We have learned (see above, daf 78) that the Torah forbids the slaughter of a parent and its offspring on the same day (oto ve-et beno – see Vayikra 22:28). The Mishna on today’s daf discusses situations where the sheḥita has a problem attached to it.
- What if the animal was a tereifa – it suffered from a terminal condition and was not kosher?
- What if the animal was slaughtered for idol worship?
- What if it was slaughtered as a para aduma – a Red Heifer – or for some other purpose that makes it forbidden for ordinary use?
In cases such as these, Rabbi Shimon rules that the laws of oto ve-et beno will not apply, since the slaughter that took place did not permit the animal to be eaten. The Ḥakhamim disagree and rule that we still consider this to be sheḥita, and the law of oto ve-et beno remains in effect.
Reish Lakish opens the discussion in the Gemara by pointing out that in this case the order in which the animals are slaughtered will make a difference. If the first animal was slaughtered for idol worship and the second was slaughtered for ordinary purposes, then the person can indeed be punished. If, however, the first animal was slaughtered for ordinary purposes and the second was slaughtered for idol worship, then he cannot possibly be punished for oto ve-et beno, since he is liable for a more severe punishment than for performing the act of sheḥita – he will be killed for performing idol worship – and we apply the rule of kim lei be-derabah minei.
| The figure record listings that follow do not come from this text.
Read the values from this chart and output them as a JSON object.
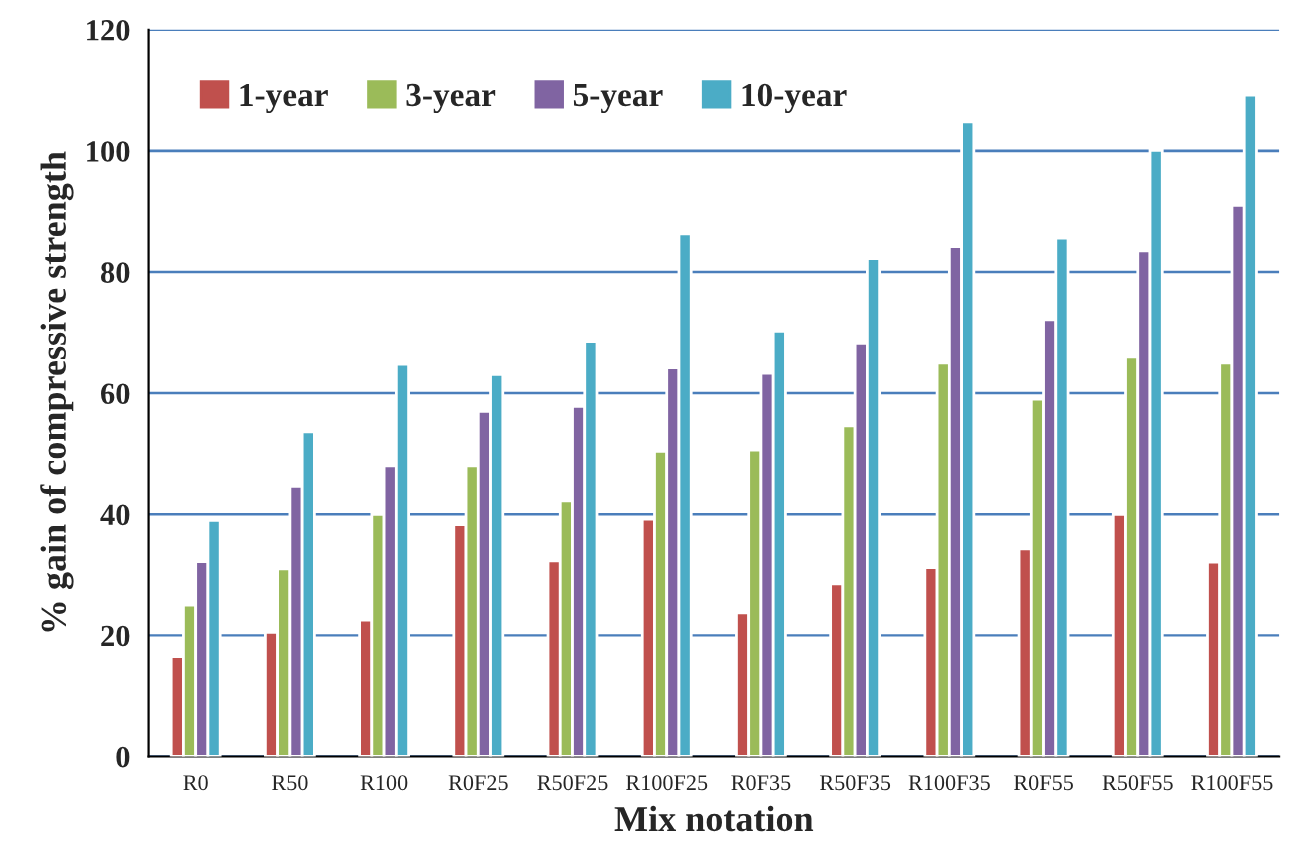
{
  "chart_data": {
    "type": "bar",
    "xlabel": "Mix notation",
    "ylabel": "% gain of compressive strength",
    "categories": [
      "R0",
      "R50",
      "R100",
      "R0F25",
      "R50F25",
      "R100F25",
      "R0F35",
      "R50F35",
      "R100F35",
      "R0F55",
      "R50F55",
      "R100F55"
    ],
    "series": [
      {
        "name": "1-year",
        "color": "#c0504d",
        "values": [
          16.5,
          20.5,
          22.5,
          38.3,
          32.3,
          39.2,
          23.7,
          28.5,
          31.2,
          34.3,
          40,
          32.1
        ]
      },
      {
        "name": "3-year",
        "color": "#9bbb59",
        "values": [
          25,
          31,
          40,
          48,
          42.2,
          50.4,
          50.6,
          54.6,
          65,
          59,
          66,
          65
        ]
      },
      {
        "name": "5-year",
        "color": "#8064a2",
        "values": [
          32.2,
          44.6,
          48,
          57,
          57.8,
          64.2,
          63.3,
          68.2,
          84.2,
          72.1,
          83.5,
          91
        ]
      },
      {
        "name": "10-year",
        "color": "#4bacc6",
        "values": [
          39,
          53.6,
          64.8,
          63.1,
          68.5,
          86.3,
          70.2,
          82.2,
          104.8,
          85.6,
          100.1,
          109.2
        ]
      }
    ],
    "ylim": [
      0,
      120
    ],
    "yticks": [
      0,
      20,
      40,
      60,
      80,
      100,
      120
    ],
    "grid": "y",
    "legend": "top left"
  }
}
According to the rule of kim lei be-derabah minei, when a person who commits an act for which he is liable to receive two separate punishments, Jewish law will only allow him to be punished once, i.e. he will receive the more severe of the two punishments and be freed of the lesser punishment. Thus, if a person performs an act for which he would receive both capital punishments and lashes, he will not receive the lashes, as the capital punishment suffices as punishment for this act.
Rabbi Yoḥanan objects to Reish Lakish’s teaching by saying that every school child knows that law. He suggests that even if the second animal were slaughtered for idol worship there could still be a situation where the man would receive punishment for oto ve-et beno. That would be in a case where the only warning that he received was about the lashes that he would receive if he slaughtered the mother (or the child), but that he was not warned about the capital punishment that he would receive for performing idol worship. The Gemara points out that Reish Lakish disagrees with Rabbi Yoḥanan’s assumption. According to his view, performing a transgression for which one is liable to receive a severe punishment will always erase the lesser punishment, even if the punishment is not actually applied.